I am a religious person. I have strong faith. I do not say the Rosary every day. In fact, I can't tell you the last time I said the Rosary or went to confession. I go to Church every Sunday, and I pray every day in my own way. I am thankful for what I have, and fearful of the powers of God. I believe in Jesus Christ and Mother Mary. But I do not walk around with a Bible under my arm. Nor do I remember the many points of origin of the sacraments of my religion. But my faith ... my faith ... is strong.
It has been proven to me time and again that there is a God. But my belief in Heaven differs from the traditional vision. I believe that the peaceful and painless rest eternal is the Heaven of our life's end. Sort of what John Lennon meant by "absolute elsewhere ..."

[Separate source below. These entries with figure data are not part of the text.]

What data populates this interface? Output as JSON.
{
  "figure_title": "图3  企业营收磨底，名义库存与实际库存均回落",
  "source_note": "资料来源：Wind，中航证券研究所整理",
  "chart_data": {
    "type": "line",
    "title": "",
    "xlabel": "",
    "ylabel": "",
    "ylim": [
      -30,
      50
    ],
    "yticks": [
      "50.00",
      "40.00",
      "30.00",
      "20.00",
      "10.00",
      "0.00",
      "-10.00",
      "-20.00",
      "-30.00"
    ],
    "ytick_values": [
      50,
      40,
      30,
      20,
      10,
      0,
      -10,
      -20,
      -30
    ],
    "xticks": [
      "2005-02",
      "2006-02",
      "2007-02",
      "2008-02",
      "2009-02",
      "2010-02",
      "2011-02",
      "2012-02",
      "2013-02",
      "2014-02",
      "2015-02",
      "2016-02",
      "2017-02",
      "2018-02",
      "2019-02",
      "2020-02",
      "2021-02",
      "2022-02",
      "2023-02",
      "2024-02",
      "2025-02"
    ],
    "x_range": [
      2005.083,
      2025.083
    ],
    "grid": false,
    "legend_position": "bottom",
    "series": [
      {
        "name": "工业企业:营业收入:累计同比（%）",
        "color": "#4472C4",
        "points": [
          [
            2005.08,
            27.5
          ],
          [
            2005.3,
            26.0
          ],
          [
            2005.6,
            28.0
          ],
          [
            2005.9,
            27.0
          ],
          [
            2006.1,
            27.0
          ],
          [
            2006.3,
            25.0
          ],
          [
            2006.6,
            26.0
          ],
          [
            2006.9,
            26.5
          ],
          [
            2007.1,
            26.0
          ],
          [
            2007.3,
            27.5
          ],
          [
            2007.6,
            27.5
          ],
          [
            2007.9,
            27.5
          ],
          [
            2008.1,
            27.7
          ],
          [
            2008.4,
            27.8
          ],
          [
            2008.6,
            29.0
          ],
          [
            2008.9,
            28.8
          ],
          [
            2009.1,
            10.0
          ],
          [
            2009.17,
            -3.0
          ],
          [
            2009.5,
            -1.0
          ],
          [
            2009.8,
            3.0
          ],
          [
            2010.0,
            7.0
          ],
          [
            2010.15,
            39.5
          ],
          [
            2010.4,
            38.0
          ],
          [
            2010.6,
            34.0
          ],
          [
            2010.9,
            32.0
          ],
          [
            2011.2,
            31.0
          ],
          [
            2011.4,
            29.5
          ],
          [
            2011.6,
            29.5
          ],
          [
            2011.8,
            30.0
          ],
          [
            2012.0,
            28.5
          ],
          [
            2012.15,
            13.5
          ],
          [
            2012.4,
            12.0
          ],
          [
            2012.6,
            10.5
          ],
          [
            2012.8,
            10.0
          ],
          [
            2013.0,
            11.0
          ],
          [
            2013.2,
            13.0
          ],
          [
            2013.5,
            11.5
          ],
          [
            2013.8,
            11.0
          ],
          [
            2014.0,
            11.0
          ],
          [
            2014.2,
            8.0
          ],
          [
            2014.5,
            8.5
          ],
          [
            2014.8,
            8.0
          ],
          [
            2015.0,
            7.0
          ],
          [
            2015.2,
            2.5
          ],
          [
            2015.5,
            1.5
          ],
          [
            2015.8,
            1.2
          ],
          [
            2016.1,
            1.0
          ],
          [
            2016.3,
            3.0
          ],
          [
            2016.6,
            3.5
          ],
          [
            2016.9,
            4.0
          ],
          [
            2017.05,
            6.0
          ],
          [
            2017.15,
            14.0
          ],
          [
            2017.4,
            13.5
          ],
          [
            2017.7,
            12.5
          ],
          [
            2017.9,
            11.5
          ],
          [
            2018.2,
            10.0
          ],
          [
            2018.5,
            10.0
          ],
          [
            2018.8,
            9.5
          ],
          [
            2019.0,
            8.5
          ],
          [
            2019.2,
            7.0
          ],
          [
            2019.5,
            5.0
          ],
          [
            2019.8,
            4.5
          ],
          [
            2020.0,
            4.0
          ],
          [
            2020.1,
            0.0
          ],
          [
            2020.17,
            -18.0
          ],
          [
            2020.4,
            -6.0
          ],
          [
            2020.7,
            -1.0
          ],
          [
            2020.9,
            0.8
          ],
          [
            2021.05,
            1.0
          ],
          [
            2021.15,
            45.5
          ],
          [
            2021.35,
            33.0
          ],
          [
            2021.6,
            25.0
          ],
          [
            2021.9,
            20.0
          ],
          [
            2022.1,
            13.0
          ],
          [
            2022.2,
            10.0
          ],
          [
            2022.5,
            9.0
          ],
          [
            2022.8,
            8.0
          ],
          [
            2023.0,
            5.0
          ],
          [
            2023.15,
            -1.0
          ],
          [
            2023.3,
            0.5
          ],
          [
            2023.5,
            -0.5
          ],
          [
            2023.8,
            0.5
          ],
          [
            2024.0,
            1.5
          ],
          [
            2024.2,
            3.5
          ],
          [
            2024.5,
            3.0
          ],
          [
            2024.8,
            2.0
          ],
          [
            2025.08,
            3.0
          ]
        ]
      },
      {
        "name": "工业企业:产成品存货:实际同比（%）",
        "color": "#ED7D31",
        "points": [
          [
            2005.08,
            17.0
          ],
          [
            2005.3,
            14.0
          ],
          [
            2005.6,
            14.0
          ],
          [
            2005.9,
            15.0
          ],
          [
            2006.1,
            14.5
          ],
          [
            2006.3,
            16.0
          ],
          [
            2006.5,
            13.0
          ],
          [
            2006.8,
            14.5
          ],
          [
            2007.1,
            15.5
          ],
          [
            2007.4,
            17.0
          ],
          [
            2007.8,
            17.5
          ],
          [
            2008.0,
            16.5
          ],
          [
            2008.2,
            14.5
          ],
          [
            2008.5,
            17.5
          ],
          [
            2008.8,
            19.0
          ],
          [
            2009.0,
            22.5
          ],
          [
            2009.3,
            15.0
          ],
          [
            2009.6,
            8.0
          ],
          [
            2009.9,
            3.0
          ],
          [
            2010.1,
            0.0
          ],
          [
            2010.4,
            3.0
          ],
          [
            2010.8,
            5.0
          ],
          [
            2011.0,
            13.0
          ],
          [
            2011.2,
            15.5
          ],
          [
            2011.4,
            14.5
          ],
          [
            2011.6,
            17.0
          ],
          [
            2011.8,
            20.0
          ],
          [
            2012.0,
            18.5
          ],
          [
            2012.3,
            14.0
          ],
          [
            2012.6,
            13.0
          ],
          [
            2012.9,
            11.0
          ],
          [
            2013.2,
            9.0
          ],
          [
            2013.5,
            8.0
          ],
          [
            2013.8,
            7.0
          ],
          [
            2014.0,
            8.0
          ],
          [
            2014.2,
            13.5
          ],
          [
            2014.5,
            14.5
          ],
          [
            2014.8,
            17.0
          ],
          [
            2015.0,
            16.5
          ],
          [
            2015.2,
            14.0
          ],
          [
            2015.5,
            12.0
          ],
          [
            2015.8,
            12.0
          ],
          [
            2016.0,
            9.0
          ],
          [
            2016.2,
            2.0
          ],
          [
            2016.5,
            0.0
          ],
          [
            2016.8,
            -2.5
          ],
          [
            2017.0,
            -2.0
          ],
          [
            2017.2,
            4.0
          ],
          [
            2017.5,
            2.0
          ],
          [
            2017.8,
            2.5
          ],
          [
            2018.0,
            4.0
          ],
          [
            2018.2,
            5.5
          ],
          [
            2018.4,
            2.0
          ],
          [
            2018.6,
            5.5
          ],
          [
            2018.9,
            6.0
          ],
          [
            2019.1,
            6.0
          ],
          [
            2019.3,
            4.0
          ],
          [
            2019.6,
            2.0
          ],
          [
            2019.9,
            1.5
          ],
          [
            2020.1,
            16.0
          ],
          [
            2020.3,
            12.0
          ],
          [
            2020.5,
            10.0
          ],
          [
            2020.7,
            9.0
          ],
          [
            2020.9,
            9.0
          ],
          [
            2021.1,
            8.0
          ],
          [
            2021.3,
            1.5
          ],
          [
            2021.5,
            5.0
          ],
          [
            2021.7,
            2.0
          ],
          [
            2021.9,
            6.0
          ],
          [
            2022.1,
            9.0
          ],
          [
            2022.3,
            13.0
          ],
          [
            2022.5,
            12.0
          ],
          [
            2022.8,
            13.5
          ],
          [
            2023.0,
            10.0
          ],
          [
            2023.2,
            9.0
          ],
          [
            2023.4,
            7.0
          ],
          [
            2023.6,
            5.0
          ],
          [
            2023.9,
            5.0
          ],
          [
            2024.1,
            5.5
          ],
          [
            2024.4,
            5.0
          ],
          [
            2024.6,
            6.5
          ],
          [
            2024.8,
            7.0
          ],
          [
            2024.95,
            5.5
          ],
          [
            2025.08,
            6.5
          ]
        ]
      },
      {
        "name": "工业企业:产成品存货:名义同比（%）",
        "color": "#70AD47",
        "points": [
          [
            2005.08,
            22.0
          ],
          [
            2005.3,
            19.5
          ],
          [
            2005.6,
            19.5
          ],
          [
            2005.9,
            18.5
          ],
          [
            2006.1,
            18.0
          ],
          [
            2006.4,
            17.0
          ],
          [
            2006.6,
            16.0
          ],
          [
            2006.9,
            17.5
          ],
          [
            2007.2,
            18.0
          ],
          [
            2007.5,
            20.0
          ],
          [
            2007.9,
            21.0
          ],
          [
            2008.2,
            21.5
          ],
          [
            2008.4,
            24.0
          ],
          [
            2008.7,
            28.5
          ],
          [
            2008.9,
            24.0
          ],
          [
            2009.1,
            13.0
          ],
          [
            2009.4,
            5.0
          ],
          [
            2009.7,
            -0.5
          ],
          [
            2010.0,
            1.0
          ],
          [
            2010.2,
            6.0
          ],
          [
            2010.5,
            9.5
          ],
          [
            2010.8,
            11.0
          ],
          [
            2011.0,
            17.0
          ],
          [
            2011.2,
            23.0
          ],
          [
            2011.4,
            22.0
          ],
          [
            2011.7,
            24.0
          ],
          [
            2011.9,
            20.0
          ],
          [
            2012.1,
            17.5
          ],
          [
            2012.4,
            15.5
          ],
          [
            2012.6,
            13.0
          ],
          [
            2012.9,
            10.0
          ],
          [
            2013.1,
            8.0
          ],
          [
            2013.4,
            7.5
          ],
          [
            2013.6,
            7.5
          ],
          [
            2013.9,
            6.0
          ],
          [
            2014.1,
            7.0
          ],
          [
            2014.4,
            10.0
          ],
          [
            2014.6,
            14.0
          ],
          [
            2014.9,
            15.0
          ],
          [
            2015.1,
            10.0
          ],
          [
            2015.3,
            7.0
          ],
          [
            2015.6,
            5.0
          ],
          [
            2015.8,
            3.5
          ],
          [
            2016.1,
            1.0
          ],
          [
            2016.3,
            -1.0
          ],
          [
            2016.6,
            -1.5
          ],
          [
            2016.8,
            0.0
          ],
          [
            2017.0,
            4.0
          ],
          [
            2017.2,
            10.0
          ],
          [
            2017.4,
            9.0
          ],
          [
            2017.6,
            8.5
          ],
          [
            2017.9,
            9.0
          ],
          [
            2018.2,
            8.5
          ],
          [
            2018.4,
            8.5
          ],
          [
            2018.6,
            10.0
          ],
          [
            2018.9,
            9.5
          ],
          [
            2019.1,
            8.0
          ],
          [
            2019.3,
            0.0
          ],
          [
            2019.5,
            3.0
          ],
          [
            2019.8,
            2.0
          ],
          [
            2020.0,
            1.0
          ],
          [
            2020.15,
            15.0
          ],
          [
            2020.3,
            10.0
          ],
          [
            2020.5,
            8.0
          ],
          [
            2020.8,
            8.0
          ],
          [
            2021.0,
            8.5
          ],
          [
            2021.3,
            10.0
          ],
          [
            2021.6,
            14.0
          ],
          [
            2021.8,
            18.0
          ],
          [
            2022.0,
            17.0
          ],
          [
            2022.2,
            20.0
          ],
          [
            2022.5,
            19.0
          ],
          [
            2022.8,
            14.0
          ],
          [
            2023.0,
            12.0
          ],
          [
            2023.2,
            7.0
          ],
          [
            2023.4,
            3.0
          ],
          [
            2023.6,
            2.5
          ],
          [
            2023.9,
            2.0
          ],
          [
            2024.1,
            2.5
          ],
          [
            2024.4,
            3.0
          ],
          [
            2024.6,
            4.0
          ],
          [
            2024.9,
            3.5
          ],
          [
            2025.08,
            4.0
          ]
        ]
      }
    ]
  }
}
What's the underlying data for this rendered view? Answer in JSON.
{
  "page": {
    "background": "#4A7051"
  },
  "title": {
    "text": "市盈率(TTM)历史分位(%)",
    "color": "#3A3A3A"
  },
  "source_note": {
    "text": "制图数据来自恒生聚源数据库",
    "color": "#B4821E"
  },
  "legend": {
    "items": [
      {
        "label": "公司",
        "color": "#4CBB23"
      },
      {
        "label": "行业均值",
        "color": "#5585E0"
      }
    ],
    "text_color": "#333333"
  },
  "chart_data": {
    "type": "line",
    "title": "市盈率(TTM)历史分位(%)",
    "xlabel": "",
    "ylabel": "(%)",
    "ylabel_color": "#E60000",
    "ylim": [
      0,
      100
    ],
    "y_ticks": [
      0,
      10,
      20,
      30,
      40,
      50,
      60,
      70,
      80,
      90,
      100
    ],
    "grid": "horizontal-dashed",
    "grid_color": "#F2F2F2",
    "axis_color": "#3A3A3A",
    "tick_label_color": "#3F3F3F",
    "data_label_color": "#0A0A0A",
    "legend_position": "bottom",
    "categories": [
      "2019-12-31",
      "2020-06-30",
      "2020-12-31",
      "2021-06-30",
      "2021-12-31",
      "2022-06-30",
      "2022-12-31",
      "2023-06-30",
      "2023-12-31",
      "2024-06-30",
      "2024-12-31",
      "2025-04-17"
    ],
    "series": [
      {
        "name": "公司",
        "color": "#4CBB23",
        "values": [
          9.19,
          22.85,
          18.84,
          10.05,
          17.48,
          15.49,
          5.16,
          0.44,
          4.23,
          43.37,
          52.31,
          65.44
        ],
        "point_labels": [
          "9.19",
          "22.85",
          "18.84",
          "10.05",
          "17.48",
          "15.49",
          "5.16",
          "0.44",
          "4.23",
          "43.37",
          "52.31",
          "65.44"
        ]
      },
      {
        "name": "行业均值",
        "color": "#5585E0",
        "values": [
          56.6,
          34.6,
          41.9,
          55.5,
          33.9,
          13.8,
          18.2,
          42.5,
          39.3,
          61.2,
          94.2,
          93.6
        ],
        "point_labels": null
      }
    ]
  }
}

Purists would say that if that's the case, I am not a true Catholic. Then again, most of the people I have met who would say something like that have a middle name called "hypocrisy." You know, they pray with words and live by conflicting behavior, condemning, and casting stones from rubble they carry in their pockets as if those were the beads of a Rosary.
But faith is different than religion. In my view only, you can have faith without a religion. But you cannot truly have a religion without faith. Pope John Paul II - a man whose words and actions were above all that is real - strengthened the faith of all. He was, and remains, a God, or one as God on Earth and beyond for the ages; an adult's dream of a real Santa Claus who never faded once we grew older, and when reason challenged us to unwillingly pay the toll booth from the age of innocence to experience, where such child-like beliefs are not that real at all, and the spears of truth remind us that we need to grow up.
Grow up? Sure. But the faith must stay, as do the blessings that come to us in the form of Pope John Paul II, who has cradled our hopes and sealed that faith.